The first round of the NBA Draft played out expectedly for what the Wizards had planned for the night. In Troy Brown, they clearly got the guy they wanted all along, seeing as there were many interesting prospects they passed on to choose him.

The second round was a bit more chaotic. Team president Ernie Grunfeld said there were a few players picked just ahead of them at No. 44 that they had their eyes on. They contemplated trading up, but no perfect deals were presented.

So, they decided to think long-term, like really long-term. In choosing Ukrainian point guard Issuf Sanon, the Wizards understand it may be years before he plays in the NBA.

"We hope to have him developed in a few years," Grunfeld said.

Sanon, just 18, plays for Olimpija Ljubljana in Slovenia. He may stay in Europe into his 20s before he comes to the United States.

The Wizards have utilized the draft-and-stash model with other players. Their 2015 second round pick, Aaron White, has been playing in Europe for the past three seasons.

Sometimes those players never convey and contribute for the Wizards. But sometimes they do and Grunfeld pointed to a player already on their roster as a model to consider.

"We drafted Tomas [Satoransky] at an earlier age, he went overseas [and] he played at the highest level and it got him ready for the NBA," Grunfeld said.
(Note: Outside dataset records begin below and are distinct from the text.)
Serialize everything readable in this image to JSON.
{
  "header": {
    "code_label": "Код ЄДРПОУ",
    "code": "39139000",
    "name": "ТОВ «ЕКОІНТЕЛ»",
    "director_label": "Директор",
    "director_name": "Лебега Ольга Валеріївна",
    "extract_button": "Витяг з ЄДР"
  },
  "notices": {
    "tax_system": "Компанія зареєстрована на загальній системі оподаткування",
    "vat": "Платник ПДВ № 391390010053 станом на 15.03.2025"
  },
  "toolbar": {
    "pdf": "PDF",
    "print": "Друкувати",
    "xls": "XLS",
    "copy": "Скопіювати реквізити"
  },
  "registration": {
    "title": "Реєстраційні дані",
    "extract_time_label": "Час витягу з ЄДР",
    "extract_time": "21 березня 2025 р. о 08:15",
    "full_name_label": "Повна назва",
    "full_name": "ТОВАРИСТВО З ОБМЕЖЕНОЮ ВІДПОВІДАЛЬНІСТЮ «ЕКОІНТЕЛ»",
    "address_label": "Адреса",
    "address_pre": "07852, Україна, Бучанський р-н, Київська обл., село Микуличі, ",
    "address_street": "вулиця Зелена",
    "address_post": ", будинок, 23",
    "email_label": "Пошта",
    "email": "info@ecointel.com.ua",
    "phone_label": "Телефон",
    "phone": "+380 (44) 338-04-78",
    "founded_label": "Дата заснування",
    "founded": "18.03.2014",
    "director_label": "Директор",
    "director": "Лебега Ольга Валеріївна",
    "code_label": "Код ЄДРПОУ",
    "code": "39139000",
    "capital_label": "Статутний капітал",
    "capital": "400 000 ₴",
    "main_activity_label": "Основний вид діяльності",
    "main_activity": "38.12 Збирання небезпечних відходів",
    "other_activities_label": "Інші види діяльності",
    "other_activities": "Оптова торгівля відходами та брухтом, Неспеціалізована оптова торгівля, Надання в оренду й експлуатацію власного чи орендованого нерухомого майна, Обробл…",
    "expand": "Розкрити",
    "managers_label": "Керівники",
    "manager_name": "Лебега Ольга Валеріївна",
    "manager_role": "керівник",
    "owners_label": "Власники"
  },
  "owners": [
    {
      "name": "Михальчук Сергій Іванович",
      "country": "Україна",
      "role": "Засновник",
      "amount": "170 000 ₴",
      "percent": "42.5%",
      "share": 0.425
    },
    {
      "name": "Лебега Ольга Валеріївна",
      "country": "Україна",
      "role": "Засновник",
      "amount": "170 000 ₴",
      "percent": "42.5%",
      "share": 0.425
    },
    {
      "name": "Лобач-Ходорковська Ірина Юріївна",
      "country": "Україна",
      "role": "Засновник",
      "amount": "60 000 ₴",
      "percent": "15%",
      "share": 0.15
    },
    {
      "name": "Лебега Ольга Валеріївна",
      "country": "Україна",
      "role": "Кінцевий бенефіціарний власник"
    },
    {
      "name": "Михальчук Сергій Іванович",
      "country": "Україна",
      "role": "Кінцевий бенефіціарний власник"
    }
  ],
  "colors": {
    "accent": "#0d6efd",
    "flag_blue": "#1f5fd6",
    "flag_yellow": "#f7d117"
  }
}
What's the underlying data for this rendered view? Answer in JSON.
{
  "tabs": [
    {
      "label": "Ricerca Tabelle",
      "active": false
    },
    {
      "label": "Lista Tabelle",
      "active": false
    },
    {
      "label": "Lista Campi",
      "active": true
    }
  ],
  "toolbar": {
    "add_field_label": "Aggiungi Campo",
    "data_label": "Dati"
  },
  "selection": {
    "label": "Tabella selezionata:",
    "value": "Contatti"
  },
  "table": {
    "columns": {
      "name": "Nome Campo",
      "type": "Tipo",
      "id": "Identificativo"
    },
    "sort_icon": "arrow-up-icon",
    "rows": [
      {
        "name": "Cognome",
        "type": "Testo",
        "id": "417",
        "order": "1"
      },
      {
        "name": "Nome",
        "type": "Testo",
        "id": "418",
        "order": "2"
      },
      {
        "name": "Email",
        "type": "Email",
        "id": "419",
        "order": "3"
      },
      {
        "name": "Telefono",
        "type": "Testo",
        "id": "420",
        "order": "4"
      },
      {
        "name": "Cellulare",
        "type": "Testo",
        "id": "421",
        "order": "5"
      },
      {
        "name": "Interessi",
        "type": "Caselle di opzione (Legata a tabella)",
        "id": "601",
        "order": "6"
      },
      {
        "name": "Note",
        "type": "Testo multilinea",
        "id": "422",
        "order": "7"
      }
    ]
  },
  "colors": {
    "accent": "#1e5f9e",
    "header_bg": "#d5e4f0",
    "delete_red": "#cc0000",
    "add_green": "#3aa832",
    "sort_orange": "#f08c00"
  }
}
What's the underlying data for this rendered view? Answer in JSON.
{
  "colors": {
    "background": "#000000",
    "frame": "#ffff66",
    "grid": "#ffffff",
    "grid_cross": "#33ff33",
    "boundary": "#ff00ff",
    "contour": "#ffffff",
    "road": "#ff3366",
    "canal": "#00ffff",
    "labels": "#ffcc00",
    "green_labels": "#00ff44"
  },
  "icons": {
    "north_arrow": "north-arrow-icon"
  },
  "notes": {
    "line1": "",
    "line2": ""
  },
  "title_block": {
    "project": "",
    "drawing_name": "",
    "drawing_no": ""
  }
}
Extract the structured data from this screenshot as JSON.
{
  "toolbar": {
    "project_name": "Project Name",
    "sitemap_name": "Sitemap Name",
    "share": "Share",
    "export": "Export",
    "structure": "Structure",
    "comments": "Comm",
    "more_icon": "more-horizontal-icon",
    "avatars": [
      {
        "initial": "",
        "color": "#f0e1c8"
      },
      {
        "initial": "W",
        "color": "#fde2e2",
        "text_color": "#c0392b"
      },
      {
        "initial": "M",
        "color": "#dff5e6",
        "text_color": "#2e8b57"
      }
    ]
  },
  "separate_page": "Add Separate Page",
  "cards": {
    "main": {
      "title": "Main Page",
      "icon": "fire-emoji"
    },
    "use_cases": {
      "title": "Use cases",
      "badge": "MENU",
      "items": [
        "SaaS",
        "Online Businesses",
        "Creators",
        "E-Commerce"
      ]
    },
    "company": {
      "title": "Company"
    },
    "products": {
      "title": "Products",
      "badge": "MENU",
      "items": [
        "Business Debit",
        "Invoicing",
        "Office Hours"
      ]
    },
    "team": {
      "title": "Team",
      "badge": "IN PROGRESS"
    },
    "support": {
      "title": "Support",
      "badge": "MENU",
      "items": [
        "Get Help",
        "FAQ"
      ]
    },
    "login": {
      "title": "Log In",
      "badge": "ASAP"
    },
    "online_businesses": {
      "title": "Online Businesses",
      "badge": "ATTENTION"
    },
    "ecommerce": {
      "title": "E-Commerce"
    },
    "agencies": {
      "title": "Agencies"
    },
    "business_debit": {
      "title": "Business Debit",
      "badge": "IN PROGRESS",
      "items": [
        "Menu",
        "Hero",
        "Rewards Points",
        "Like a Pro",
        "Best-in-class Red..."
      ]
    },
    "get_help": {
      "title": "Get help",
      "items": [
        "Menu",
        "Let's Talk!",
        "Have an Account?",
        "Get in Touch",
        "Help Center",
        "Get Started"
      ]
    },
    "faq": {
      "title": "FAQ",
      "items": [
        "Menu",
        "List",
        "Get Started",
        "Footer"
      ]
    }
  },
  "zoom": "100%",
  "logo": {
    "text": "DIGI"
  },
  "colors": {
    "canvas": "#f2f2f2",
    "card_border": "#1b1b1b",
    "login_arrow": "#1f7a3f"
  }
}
The difference between now and then is that the Wizards have a G-League franchise starting this fall, the Capital City Go-Go. Because of that, it seemed more likely going into the draft that the Wizards would use the second round pick on a guy who can play there right away. 

Grunfeld, however, opted for roster flexibility. By keeping Sanon in Europe, the Wizards can have another open roster spot. They could either fill that spot, or leave spots on the end of their roster open as they did for much of last season.

"We want to preserve a roster spot, so just because you draft someone in your second round, if you sign him, he still has a roster spot even if you let him play for the GoGo," Grunfeld said.

Sanon may have a bright future. He is a 6-foot-4 point guard with impressive athleticism who doesn't turn 19 until October. He said he models his game after Russell Westbrook, as a guard who can score the ball. More will be known about him once he plays for their summer league team in July.

The Wizards passed on several interesting prospects to pick Sanon. Still on the board were Keita Bates-Diop of Ohio State, Hamidou Diallo of Kentucky and Svi Mykhailiuk of Kansas, three players they brought in for pre-draft workouts. But instead, they went with a long-term investment, hoping they found the next Satoransky.